Anil Dash hits the nail on the head once more in a recent post entitled Stop Publishing Web Pages.
And he’s right, of course, when he observes:
Most users on the web spend most of their time in apps. The most popular of those apps, like Facebook, Twitter, Gmail, Tumblr and others, are primarily focused on a single, simple stream that offers a river of news which users can easily scroll through, skim over, and click on to read in more depth.
Most media companies on the web spend all of their effort putting content into content management systems which publish pages. These pages work essentially the same way that pages have worked since the beginning of the web, with a single article or post living at a particular address, and then tons of navigation and cruft (and, usually, advertisements) surrounding that article.

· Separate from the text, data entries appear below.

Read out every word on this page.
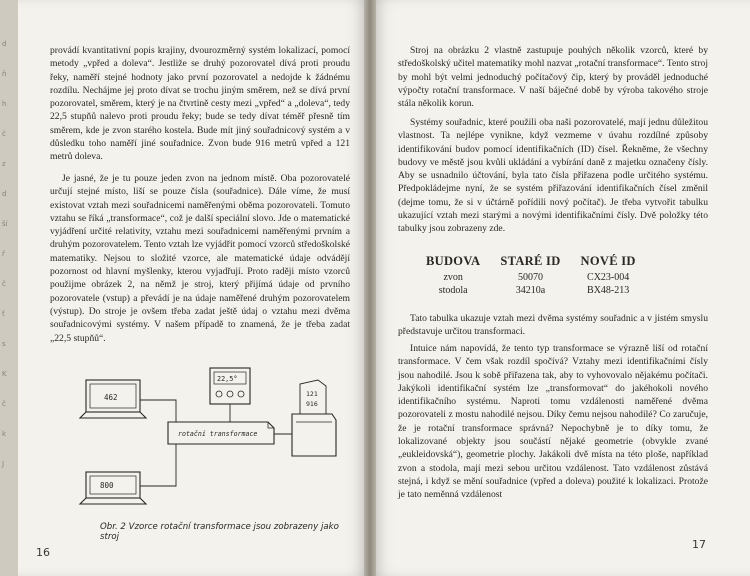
d
ň
h
č
z
d
ší
ř
č
ť
s
K
č
k
J

provádí kvantitativní popis krajiny, dvourozměrný systém lokalizací, pomocí metody „vpřed a doleva“. Jestliže se druhý pozorovatel dívá proti proudu řeky, naměří stejné hodnoty jako první pozorovatel a nedojde k žádnému rozdílu. Nechájme jej proto dívat se trochu jiným směrem, než se dívá první pozorovatel, směrem, který je na čtvrtině cesty mezi „vpřed“ a „doleva“, tedy 22,5 stupňů nalevo proti proudu řeky; bude se tedy dívat téměř přesně tím směrem, kde je zvon starého kostela. Bude mít jiný souřadnicový systém a v důsledku toho naměří jiné souřadnice. Zvon bude 916 metrů vpřed a 121 metrů doleva.

Je jasné, že je tu pouze jeden zvon na jednom místě. Oba pozorovatelé určují stejné místo, liší se pouze čísla (souřadnice). Dále víme, že musí existovat vztah mezi souřadnicemi naměřenými oběma pozorovateli. Tomuto vztahu se říká „transformace“, což je další speciální slovo. Jde o matematické vyjádření určité relativity, vztahu mezi souřadnicemi naměřenými prvním a druhým pozorovatelem. Tento vztah lze vyjádřit pomocí vzorců středoškolské matematiky. Nejsou to složité vzorce, ale matematické údaje odvádějí pozornost od hlavní myšlenky, kterou vyjadřují. Proto raději místo vzorců použijme obrázek 2, na němž je stroj, který přijímá údaje od prvního pozorovatele (vstup) a převádí je na údaje naměřené druhým pozorovatelem (výstup). Do stroje je ovšem třeba zadat ještě údaj o vztahu mezi dvěma souřadnicovými systémy. V našem případě to znamená, že je třeba zadat „22,5 stupňů“.

462
800
22,5°
rotační transformace
121
916
Obr. 2 Vzorce rotační transformace jsou zobrazeny jako stroj
16

Stroj na obrázku 2 vlastně zastupuje pouhých několik vzorců, které by středoškolský učitel matematiky mohl nazvat „rotační transformace“. Tento stroj by mohl být velmi jednoduchý počítačový čip, který by prováděl jednoduché výpočty rotační transformace. V naší báječné době by výroba takového stroje stála několik korun.

Systémy souřadnic, které použili oba naši pozorovatelé, mají jednu důležitou vlastnost. Ta nejlépe vynikne, když vezmeme v úvahu rozdílné způsoby identifikování budov pomocí identifikačních (ID) čísel. Řekněme, že všechny budovy ve městě jsou kvůli ukládání a vybírání daně z majetku označeny čísly. Aby se usnadnilo účtování, byla tato čísla přiřazena podle určitého systému. Předpokládejme nyní, že se systém přiřazování identifikačních čísel změnil (dejme tomu, že si v účtárně pořídili nový počítač). Je třeba vytvořit tabulku ukazující vztah mezi starými a novými identifikačními čísly. Dvě položky této tabulky jsou zobrazeny zde.

BUDOVA	STARÉ ID	NOVÉ ID
zvon	50070	CX23-004
stodola	34210a	BX48-213

Tato tabulka ukazuje vztah mezi dvěma systémy souřadnic a v jistém smyslu představuje určitou transformaci.

Intuice nám napovídá, že tento typ transformace se výrazně liší od rotační transformace. V čem však rozdíl spočívá? Vztahy mezi identifikačními čísly jsou nahodilé. Jsou k sobě přiřazena tak, aby to vyhovovalo nějakému počítači. Jakýkoli identifikační systém lze „transformovat“ do jakéhokoli nového identifikačního systému. Naproti tomu vzdálenosti naměřené dvěma pozorovateli z mostu nahodilé nejsou. Díky čemu nejsou nahodilé? Co zaručuje, že je rotační transformace správná? Nepochybně je to díky tomu, že lokalizované objekty jsou součástí nějaké geometrie (obvykle zvané „eukleidovská“), geometrie plochy. Jakákoli dvě místa na této ploše, například zvon a stodola, mají mezi sebou určitou vzdálenost. Tato vzdálenost zůstává stejná, i když se mění souřadnice (vpřed a doleva) použité k lokalizaci. Protože je tato neměnná vzdálenost

17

Users have decided they want streams, but most media companies are insisting on publishing more and more pages. And the systems which publish the web are designed to keep making pages, not to make customized streams.
It’s time to stop publishing web pages.
My thoughts are that regardless as to what publishers do, many people already consume content in streams by simply using publisher’s RSS feeds in the app of their choice (mine is Reeder), or by following the relevant accounts on Twitter (the Guardian, for example, has a separate account for each of its main sections, e.g. @mediaguardian, @guardianbooks, @guardiantech etc).
It feels a bit like publishers are making their most loyal visitors create a hack to consume their content in the way they’d like.
As the co-founder of Respond do I have a vested interest in this? Well yes, because one of the recommendations Anil makes is that publishers should: “Insert your advertising into those streams using the same formats and considerations that you use for your own content.” Of course large form ads don’t work very well in streams, but small relevant buttons that lead to full screen creatives when clicked? Well, I’d argue they are perfect for it.